Coffee & Tea
Pre 1000 AD
A berry that is ground up and mixed with animal fat is found to give an
energy boost. Coffee plants grow wild on hills above sea level in Ethiopia.
or
One version of the story or the origin of coffee, involves a goat herder
named Kaldi. he was from the land of Arabia Felix (Abyssinia). One night
when his goats didn't come home, he went looking and found them dancing
in abandoned glee near a shiny, dark-leaved shrub with red berries. Kaldi
started munching on the red berries. It wasn't long before he was dancing.
1000 AD
Arab traders bring coffee to Yemen (on the Arabian peninsula) and cultivate
the plant for the first time on plantations.
1453
Coffee is introduced to Constantinople by the Ottoman Turks. First Coffeehouse
is opened in 1475 "Kiva han."
1713
By the 16th Century, by means of coffeehouses in Mecca and Cairo, the spread
of coffee was rapid. Everywhere that people tasted coffee, they wanted
it. Coffee was available either from Mocha, the main port of Yemen, or
Java. Hence Mocha-Java. In those days, Mocha-Java symbolized "the
putting together in one drink, the entire possible world of coffee experience.

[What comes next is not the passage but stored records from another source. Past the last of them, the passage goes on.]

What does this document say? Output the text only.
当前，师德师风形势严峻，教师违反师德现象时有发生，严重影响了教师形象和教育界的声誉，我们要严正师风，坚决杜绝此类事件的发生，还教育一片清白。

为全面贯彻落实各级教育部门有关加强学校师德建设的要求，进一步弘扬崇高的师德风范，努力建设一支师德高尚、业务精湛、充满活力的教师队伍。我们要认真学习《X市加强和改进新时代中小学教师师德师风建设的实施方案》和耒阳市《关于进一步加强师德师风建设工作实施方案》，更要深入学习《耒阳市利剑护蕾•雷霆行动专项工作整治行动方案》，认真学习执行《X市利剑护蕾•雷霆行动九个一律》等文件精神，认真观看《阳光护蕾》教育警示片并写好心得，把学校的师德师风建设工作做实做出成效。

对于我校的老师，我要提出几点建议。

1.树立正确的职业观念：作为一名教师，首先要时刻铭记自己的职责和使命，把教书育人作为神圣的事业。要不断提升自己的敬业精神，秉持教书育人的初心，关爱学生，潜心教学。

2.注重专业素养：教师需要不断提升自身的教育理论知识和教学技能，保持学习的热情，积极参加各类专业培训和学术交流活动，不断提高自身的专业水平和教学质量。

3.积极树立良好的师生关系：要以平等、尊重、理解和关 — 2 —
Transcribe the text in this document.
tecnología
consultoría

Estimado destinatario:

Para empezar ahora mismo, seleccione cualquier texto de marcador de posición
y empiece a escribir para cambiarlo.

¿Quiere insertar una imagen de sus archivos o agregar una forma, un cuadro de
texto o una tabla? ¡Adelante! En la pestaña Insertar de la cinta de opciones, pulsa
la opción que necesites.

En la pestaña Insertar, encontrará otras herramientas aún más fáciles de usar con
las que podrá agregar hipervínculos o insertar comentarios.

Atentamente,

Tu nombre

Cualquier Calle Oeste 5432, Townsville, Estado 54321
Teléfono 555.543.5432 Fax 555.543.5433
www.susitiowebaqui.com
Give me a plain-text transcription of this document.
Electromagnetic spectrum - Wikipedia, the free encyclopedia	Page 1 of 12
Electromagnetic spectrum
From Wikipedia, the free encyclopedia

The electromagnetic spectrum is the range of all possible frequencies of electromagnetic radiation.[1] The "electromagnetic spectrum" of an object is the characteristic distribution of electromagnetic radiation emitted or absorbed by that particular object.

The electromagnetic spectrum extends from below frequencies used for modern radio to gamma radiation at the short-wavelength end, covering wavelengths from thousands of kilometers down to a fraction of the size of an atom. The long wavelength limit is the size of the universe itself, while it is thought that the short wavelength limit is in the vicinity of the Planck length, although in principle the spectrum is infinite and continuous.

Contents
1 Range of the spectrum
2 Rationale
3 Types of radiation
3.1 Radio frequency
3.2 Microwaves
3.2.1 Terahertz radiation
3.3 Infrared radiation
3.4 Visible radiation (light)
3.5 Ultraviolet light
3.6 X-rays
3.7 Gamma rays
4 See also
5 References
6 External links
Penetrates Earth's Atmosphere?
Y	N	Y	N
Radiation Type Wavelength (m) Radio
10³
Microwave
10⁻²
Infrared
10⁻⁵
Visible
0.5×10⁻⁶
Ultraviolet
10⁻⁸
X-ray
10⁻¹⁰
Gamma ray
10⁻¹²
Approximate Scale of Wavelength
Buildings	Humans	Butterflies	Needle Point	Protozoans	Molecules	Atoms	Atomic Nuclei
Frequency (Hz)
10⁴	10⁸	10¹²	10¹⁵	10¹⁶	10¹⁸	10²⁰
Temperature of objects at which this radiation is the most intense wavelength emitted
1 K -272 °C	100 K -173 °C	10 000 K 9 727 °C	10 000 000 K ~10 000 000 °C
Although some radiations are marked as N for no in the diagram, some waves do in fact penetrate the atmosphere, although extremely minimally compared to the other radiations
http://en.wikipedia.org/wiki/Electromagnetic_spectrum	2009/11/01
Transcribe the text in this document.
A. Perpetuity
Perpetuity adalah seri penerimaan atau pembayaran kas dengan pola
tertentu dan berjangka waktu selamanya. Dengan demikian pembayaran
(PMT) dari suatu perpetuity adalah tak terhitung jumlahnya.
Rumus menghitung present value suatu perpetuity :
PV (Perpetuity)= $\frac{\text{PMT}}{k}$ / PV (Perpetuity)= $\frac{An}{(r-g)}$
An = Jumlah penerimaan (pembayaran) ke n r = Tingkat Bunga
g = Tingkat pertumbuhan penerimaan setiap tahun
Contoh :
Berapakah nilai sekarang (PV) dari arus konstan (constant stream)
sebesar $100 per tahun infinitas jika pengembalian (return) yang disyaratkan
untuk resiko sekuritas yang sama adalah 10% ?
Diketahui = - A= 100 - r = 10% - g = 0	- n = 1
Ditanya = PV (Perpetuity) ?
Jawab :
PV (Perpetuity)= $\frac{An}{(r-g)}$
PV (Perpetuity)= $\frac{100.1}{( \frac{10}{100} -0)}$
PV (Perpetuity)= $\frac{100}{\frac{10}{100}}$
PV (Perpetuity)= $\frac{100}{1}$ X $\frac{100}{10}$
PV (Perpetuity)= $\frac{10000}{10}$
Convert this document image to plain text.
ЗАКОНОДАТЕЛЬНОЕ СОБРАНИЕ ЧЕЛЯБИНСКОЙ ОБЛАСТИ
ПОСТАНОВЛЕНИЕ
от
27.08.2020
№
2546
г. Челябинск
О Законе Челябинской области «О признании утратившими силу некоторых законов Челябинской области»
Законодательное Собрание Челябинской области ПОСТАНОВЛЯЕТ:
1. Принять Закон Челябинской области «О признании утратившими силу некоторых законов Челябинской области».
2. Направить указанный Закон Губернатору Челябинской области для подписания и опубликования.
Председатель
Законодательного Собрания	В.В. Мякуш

Now comes one of the most extraordinary stories in the spread of coffee,
the "saga of the noble tree." Louis XIV of France was an ardent
coffee drinker. The Dutch owed him a favor and managed, with great difficulty,
to procure him a coffee tree. The tree was obtained from the Arabian port
of Mocha, then carried to Java, and then back across the seas to Holland,
where it was brought overland to Paris. The first Greenhouse in Europe
was constructed to house "the noble tree." That was 1715.
It is the Dutch who deserve recognition for having fully appreciated the
aromatic and stimulant qualities of the new beverage, and for having realized
the possibility of its extensive cultivation in their colonies, so coffee
was introduccd into South and Central America, where it found a better habitat
than in its place of origin. Consequentlv, in a short time Brazil, Colombia,
and Mexico had the largest production, and still have today. From that single
tree, sprung billions of arabia trees, including those grown in Central
and South America.
In 1723, a French Naval officer, Gabriel Mathew de Cliev, stole
a seedling and transported it to Martinique. Within 50 years, an official
survey records 19 million coffee trees on Martinique. Eventually, 90% of
the world's coffee spreads from this plant.